La période que nous vivons actuellement ne doit en aucun cas se traduire par une nouvelle vague de déréglementation, mais par une série de remises en question. Il faudra mener une réflexion sur la valeur du travail, prendre conscience que certains métiers, fondés sur la spéculation, sont survalorisés par rapport aux métiers de proximité qui, pour beaucoup, sont parmi les moins bien rémunérés et présentent pourtant un degré supérieur de pénibilité. La notion d’activité essentielle pourrait être au cœur de cette réflexion. Il faudra aussi enrichir le régime du télétravail que la période actuelle pourrait avoir normalisé, sans doute pas en droit (on peut penser qu’il redeviendra facultatif après la crise) mais dans les faits. En particulier, l’importance du droit à la déconnexion ne doit pas faire oublier que la connexion de ces travailleurs avec la collectivité de travail, par la représentation du personnel mais aussi par des espaces de discussion institutionnalisés, est tout aussi nécessaire.

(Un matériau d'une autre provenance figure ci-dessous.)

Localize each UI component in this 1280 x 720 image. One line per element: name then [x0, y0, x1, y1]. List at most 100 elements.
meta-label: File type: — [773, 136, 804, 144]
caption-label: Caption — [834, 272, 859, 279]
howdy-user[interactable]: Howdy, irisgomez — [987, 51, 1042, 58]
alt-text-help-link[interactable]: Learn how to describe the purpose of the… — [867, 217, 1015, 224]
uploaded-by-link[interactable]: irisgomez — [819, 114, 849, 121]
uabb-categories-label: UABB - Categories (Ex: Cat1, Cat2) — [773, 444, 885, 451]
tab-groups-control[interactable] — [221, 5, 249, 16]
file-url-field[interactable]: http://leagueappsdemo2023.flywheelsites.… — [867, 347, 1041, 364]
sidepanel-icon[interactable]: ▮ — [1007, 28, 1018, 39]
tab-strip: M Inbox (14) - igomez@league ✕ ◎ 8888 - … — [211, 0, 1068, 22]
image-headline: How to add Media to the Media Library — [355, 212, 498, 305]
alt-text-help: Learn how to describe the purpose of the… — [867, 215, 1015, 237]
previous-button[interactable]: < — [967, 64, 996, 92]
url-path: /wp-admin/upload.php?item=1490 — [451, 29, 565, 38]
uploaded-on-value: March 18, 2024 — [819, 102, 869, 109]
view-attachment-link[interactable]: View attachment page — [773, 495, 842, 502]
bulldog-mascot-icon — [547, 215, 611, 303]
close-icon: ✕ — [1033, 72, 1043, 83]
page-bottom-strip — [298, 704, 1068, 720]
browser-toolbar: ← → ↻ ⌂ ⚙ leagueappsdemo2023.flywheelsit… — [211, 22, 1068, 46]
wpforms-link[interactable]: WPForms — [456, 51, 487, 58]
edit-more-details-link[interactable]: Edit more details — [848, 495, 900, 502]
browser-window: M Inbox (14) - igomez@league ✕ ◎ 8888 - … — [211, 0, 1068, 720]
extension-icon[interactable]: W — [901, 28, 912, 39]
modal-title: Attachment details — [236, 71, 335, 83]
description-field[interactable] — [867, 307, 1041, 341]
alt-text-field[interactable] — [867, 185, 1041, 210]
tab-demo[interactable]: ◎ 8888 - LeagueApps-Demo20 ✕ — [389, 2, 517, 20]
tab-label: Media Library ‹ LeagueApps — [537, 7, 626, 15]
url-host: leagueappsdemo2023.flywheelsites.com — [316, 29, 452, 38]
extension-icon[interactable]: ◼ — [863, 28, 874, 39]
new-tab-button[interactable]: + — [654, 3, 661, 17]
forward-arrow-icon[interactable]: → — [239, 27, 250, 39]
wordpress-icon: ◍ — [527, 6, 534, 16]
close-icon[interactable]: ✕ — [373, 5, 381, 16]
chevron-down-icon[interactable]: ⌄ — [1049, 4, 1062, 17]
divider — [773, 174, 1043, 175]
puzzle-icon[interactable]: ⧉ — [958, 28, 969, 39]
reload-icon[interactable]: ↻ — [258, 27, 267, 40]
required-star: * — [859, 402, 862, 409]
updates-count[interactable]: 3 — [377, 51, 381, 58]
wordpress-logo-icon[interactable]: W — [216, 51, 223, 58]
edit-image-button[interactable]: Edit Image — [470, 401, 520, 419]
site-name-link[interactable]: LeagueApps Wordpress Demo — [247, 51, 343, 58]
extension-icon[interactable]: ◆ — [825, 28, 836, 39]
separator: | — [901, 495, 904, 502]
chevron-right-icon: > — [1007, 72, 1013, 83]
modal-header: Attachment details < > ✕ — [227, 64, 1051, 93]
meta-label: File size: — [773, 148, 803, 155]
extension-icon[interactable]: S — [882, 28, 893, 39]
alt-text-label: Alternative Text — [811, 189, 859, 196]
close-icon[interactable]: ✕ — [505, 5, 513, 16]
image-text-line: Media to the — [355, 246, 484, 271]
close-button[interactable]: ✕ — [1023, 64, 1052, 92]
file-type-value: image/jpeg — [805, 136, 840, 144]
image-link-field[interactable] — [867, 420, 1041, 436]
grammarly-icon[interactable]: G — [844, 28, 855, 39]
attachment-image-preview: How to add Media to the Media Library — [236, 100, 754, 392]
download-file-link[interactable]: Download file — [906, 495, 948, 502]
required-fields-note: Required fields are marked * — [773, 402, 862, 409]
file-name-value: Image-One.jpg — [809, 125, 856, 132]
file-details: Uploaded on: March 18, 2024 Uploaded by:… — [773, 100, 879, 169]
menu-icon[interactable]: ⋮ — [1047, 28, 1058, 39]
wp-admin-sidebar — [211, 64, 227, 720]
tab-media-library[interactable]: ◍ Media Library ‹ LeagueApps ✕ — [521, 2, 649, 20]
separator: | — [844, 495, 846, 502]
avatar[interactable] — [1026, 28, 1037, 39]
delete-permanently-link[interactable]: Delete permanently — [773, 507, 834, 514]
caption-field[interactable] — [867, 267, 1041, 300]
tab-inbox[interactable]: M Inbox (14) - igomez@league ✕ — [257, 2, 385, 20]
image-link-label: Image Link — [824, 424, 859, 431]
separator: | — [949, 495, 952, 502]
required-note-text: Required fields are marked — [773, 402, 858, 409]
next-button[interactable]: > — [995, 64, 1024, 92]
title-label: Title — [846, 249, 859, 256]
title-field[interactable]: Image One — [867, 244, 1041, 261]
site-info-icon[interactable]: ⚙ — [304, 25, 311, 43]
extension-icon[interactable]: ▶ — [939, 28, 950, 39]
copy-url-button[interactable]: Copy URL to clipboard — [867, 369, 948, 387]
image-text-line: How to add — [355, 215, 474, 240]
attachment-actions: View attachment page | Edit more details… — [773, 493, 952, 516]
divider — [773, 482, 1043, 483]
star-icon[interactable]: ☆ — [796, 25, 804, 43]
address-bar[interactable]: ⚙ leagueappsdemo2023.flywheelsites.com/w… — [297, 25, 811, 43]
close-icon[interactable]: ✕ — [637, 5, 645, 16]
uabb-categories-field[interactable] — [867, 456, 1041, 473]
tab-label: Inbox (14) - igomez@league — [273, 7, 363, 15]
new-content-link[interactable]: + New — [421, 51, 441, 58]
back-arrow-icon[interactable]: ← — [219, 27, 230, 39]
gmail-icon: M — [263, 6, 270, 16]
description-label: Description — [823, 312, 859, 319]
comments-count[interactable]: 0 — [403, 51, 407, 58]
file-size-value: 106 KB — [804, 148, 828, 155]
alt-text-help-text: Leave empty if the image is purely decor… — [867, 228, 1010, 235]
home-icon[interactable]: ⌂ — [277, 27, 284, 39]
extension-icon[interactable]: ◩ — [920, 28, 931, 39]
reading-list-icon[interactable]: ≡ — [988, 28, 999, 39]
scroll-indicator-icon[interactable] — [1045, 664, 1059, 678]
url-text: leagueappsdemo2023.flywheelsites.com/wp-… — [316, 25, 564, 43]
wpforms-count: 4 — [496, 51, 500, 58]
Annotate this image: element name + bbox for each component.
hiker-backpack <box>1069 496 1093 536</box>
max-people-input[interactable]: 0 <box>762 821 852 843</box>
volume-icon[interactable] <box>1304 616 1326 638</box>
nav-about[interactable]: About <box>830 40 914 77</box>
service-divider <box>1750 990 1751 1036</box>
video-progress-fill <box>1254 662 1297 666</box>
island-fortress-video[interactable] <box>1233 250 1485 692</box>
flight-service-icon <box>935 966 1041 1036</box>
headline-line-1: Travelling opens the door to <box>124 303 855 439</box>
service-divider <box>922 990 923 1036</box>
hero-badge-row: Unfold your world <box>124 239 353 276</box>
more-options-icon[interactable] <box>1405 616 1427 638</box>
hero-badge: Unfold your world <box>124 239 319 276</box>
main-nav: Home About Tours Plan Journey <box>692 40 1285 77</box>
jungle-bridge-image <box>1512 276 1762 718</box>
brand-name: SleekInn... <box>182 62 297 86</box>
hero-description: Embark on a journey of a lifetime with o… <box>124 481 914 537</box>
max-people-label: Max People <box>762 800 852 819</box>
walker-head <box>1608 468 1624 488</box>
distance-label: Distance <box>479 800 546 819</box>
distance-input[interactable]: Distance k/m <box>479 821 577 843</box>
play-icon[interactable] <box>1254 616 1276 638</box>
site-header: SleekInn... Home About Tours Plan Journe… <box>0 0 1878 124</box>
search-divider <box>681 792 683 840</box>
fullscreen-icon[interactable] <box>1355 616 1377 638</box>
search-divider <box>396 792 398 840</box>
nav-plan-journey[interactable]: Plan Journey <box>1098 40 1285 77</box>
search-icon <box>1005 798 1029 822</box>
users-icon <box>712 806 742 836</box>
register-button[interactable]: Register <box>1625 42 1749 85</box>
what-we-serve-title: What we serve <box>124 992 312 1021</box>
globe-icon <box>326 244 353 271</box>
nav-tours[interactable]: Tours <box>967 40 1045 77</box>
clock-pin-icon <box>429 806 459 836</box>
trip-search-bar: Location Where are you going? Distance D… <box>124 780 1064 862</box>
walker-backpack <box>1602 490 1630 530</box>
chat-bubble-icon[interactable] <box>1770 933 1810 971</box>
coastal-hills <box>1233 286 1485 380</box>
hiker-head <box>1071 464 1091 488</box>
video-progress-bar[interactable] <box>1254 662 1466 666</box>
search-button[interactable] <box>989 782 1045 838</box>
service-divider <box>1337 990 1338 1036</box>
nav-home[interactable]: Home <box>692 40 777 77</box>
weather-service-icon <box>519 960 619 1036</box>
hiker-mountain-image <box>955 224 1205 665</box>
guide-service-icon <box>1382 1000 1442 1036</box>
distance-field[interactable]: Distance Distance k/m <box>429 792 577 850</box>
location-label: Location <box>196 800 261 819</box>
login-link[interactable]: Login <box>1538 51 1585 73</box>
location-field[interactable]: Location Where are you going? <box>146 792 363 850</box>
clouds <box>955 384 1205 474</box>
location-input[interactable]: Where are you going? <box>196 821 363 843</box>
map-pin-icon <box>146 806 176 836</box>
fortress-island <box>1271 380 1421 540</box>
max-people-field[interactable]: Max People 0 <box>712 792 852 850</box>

S’agissant de la santé et de la sécurité, on est aujourd’hui au temps des mesures ponctuelles (respecter et faire respecter les gestes barrière, actualiser le document unique d’évaluation des risques, etc.). Mais viendra le temps des enquêtes, des consultations, de la définition de la stratégie sanitaire de l’entreprise ! La réintroduction du CHSCT me paraît constituer un sujet prioritaire. D’autres enseignements devront également être tirés : sur la protection des TPE et de leurs salariés, sur celle des sous-traitants vis-à-vis des donneurs d’ordre… Autant de sujets que l’on savait centraux et qui ont, ces dernières années, y compris ces dernières semaines, connu de notables évolutions. Il faut cependant aller plus loin et peut-être créer un véritable « Small Business Act » à la française !

Ce qu’il faut retenir

// Premiers assouplissements. La loi pour la croissance, l’activité et l’égalité des chances économiques, dite « loi Macron », du 6 août 2015, a modifié le Code du travail sur plusieurs aspects : le travail du dimanche, la justice prud’homale, l’épargne salariale, l’actionnariat des salariés et les licenciements collectifs. Quant à la loi travail, portée par Myriam El Khomri, elle a été promulguée le 9 août 2016, après l’utilisation du 49.3. Au programme : assouplissement des 35 heures et licenciement économique facilité, ce qui avait suscité une forte opposition. Elle inclut cependant le droit à la déconnexion dans les entreprises de plus de 50 salariés. En 2017, le Code du travail a été modifié par l’adoption de cinq ordonnances. Des décrets publiés en 2017 et en 2018 ont complété le dispositif. Parmi les mesures, on trouve la hausse et le plafonnement des indemnités de licenciement, ainsi que l’extension des possibilités de recours aux contrats à durée indéterminée de chantier. Sans oublier la fusion des institutions représentatives du personnel en une instance unique, le comité social et économique, et la modification des modalités de la négociation collective, qui fait la part belle à celle d’entreprise. Et, enfin, la création de la rupture conventionnelle collective.

À l’étranger. La crise sanitaire a jeté une lumière crue sur l’absence de protection sociale aux États-Unis, où, avant l’intervention en urgence du Congrès, les employeurs n’avaient aucune obligation fédérale d’offrir des congés maladie payés à leurs salariés. La loi ne protégeait même pas les salariés du licenciement en cas de maladie.

En chiffres

1 520

C’est le nombre moyen d’heures effectuées en une année par chaque travailleur en France, en 2018, selon l’OCDE. Le score allemand est de 1 363, celui de la Corée du Sud s’élève à 1993. Les Mexicains sont ceux qui travaillent le plus : 2 148 heures en moyenne par personne et par an.

Source : https://urlz.fr/cqC1

36

C’est le nombre total de congés payés en France, selon les chiffres de l’OCDE (2016), incluant les jours fériés officiels. D’après le même calcul, les Britanniques sont à 37 jours, les Allemands, en fonction des Länder, bénéficient de 39 à 43 jours, les Italiens de 35, et les Américains de 10, selon la loi.